Denis Reidy

Personal information
- Irish name: Donnacha Ó Riada
- Sport: Gaelic football
- Born: Limerick, Ireland
- Height: 6 ft 1 in (185 cm)
- Occupation: Materials Scientist

Club(s)
- Years: Club
- Gerald Griffin's GAA Den Haag GAA Leeside Lions Ballybrown Hurling club

Club titles
- Cork titles: 1
- Munster titles: 1

Inter-county(ies)
- Years: County
- pre 2001: Limerick

= Denis Reidy =

Irish Gaelic footballer

Dr.
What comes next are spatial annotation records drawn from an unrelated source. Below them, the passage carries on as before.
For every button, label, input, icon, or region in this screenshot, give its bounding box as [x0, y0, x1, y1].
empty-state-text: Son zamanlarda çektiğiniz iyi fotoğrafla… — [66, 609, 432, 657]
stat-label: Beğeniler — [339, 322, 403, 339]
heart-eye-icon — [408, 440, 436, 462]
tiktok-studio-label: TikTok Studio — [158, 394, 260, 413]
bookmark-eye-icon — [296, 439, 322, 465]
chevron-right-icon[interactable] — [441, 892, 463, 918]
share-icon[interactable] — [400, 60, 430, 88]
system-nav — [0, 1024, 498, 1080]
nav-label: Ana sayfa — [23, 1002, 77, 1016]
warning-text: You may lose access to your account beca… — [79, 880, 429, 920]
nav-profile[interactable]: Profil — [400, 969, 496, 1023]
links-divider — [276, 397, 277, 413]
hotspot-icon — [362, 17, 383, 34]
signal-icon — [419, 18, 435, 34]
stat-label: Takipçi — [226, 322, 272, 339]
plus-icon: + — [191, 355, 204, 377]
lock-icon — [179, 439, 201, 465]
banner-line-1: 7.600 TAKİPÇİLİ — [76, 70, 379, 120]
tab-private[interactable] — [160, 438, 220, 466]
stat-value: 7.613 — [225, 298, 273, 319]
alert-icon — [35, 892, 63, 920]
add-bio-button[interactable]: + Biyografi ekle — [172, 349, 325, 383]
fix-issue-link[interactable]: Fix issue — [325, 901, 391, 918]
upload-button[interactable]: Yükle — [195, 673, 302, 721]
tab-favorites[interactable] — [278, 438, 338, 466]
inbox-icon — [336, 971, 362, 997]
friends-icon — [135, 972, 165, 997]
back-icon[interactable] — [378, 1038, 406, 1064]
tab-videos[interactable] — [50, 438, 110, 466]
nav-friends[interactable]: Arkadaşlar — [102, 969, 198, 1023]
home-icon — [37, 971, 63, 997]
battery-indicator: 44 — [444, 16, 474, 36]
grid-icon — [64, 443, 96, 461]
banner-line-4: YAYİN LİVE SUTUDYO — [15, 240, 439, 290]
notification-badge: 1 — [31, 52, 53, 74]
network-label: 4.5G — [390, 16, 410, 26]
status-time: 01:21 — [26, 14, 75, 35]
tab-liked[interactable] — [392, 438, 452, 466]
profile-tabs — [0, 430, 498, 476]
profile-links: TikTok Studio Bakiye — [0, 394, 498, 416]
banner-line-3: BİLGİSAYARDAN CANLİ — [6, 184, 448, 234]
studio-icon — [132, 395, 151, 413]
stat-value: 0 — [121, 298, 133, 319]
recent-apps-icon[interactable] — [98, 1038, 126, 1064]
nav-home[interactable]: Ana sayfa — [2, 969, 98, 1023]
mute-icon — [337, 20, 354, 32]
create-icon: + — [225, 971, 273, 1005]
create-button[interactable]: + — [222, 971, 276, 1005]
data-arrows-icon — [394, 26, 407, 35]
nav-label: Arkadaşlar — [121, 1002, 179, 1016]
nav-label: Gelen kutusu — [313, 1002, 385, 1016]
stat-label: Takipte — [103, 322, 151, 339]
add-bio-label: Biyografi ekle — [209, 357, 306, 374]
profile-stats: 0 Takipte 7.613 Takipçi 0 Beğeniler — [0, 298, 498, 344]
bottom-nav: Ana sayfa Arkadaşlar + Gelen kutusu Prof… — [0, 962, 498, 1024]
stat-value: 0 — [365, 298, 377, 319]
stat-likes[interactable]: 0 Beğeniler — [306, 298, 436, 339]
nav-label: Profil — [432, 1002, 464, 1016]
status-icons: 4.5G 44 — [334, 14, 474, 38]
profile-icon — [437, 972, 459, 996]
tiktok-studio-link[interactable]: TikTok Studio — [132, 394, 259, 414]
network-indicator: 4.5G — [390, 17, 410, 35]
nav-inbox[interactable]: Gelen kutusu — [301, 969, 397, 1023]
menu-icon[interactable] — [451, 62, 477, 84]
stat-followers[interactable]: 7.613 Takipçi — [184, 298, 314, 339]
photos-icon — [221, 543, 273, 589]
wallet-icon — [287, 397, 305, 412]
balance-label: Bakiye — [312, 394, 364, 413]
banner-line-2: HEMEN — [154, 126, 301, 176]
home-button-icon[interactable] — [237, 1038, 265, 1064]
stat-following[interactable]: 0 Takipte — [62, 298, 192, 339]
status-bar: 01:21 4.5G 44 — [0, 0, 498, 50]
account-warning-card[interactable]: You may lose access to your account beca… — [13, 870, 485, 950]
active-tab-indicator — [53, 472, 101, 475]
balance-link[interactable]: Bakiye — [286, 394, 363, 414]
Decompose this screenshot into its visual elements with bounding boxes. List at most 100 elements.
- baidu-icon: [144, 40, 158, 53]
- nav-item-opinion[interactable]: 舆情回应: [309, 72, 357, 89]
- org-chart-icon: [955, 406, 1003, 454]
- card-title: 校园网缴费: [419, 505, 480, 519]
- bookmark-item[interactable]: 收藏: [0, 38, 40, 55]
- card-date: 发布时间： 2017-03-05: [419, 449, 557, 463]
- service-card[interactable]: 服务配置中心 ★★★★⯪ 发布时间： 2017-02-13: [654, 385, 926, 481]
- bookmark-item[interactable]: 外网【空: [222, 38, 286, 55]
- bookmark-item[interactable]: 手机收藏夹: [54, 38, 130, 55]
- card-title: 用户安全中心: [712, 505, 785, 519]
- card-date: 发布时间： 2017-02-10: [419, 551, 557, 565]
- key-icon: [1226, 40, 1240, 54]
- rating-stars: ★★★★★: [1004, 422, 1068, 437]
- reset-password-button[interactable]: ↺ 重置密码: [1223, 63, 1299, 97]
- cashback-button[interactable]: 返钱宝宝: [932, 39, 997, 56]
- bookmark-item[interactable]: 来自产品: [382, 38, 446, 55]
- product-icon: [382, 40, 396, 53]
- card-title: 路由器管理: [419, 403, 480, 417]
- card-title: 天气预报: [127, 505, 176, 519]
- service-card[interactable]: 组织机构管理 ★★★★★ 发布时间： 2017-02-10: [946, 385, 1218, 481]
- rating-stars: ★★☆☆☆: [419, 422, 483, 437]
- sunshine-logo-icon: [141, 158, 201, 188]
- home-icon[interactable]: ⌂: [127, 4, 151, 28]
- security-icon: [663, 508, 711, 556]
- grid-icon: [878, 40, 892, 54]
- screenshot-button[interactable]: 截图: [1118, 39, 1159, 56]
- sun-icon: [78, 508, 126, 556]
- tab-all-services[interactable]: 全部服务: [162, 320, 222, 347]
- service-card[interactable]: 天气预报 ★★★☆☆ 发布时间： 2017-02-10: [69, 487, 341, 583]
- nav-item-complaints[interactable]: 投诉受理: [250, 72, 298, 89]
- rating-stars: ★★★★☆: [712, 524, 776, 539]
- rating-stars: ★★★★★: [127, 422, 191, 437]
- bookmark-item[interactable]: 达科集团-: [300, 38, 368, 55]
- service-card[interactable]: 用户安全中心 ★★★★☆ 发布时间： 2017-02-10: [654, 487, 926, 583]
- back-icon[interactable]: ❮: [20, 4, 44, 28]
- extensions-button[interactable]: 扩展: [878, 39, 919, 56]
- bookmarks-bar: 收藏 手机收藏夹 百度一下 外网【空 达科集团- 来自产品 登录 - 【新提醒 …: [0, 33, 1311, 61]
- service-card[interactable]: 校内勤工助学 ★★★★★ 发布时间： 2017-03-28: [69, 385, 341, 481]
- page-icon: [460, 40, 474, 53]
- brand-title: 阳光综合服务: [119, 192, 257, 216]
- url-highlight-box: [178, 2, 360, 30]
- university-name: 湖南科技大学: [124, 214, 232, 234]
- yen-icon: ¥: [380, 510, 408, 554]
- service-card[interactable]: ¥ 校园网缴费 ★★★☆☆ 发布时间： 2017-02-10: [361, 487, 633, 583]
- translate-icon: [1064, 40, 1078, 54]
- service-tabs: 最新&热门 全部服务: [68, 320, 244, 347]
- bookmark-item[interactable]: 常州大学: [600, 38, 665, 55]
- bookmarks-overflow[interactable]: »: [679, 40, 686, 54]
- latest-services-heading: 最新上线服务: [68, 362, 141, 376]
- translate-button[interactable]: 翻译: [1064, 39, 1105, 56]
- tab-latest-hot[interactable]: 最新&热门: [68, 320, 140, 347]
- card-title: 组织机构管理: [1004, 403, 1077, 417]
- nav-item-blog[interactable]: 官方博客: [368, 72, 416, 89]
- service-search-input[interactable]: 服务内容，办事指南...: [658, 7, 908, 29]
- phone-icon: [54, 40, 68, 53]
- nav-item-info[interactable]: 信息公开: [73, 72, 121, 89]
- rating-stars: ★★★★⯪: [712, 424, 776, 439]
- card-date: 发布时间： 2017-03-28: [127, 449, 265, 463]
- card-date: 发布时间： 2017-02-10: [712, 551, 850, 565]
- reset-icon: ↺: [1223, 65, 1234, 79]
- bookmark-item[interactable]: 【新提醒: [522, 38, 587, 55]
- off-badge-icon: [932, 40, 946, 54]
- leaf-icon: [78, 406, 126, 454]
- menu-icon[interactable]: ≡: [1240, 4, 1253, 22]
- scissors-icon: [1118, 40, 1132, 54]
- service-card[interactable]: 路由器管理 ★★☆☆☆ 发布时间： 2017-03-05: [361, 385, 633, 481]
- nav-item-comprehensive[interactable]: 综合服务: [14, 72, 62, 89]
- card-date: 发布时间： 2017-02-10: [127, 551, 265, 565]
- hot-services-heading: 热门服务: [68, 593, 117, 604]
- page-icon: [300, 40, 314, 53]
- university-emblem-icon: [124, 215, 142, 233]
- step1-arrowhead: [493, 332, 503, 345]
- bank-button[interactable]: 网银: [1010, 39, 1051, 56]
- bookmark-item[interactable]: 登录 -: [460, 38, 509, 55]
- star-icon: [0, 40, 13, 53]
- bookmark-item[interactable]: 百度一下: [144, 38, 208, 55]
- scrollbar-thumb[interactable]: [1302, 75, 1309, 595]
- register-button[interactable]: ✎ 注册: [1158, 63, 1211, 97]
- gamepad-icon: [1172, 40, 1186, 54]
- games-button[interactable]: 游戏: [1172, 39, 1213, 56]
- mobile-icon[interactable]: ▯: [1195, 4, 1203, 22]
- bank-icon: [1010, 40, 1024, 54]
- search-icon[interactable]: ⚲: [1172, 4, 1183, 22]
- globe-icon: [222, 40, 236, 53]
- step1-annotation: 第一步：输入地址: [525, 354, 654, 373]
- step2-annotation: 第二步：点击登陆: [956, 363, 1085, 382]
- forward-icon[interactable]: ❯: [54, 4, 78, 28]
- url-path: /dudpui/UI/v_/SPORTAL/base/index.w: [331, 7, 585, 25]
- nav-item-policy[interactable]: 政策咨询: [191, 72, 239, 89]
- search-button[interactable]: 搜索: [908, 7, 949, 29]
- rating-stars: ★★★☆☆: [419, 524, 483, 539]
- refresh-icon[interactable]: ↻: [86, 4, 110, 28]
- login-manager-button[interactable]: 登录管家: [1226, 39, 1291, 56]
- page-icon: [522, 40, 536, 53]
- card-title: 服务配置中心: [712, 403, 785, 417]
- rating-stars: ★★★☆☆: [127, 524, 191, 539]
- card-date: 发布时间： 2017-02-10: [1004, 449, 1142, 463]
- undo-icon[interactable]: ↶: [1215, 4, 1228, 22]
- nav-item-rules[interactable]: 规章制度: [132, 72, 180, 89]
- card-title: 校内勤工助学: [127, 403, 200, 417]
Denis Reidy is a former Limerick GAA Gaelic footballer.

==Playing career==

===Gaelic Football===
The Gerald Griffins GAA clubman represented Limerick GAA at Senior, Under 21 and Junior championship level, winning a McGrath Cup medal in 2001. He played for the University College Cork team that won the Cork Senior Football Championship and Munster Senior Club Football Championship in 1999. He also won a University and Colleges Division 1 All-Ireland SF League winners medal in 1996.

===Hurling===
Reidy also played hurling for Ballybrown Hurling club that won the Limerick Under-21 Hurling Championship in 1992 and also represented University of Limerick that won the University and Colleges Division 1 All-Ireland SH League in 1991.

===Australian Rules Football===
Reidy played full back for the Ireland national Australian rules football team, that won the 2001 Atlantic Alliance Cup and the 2002 Australian Football International Cup. He was one of Ireland's best on ground in the final against Papua New Guinea.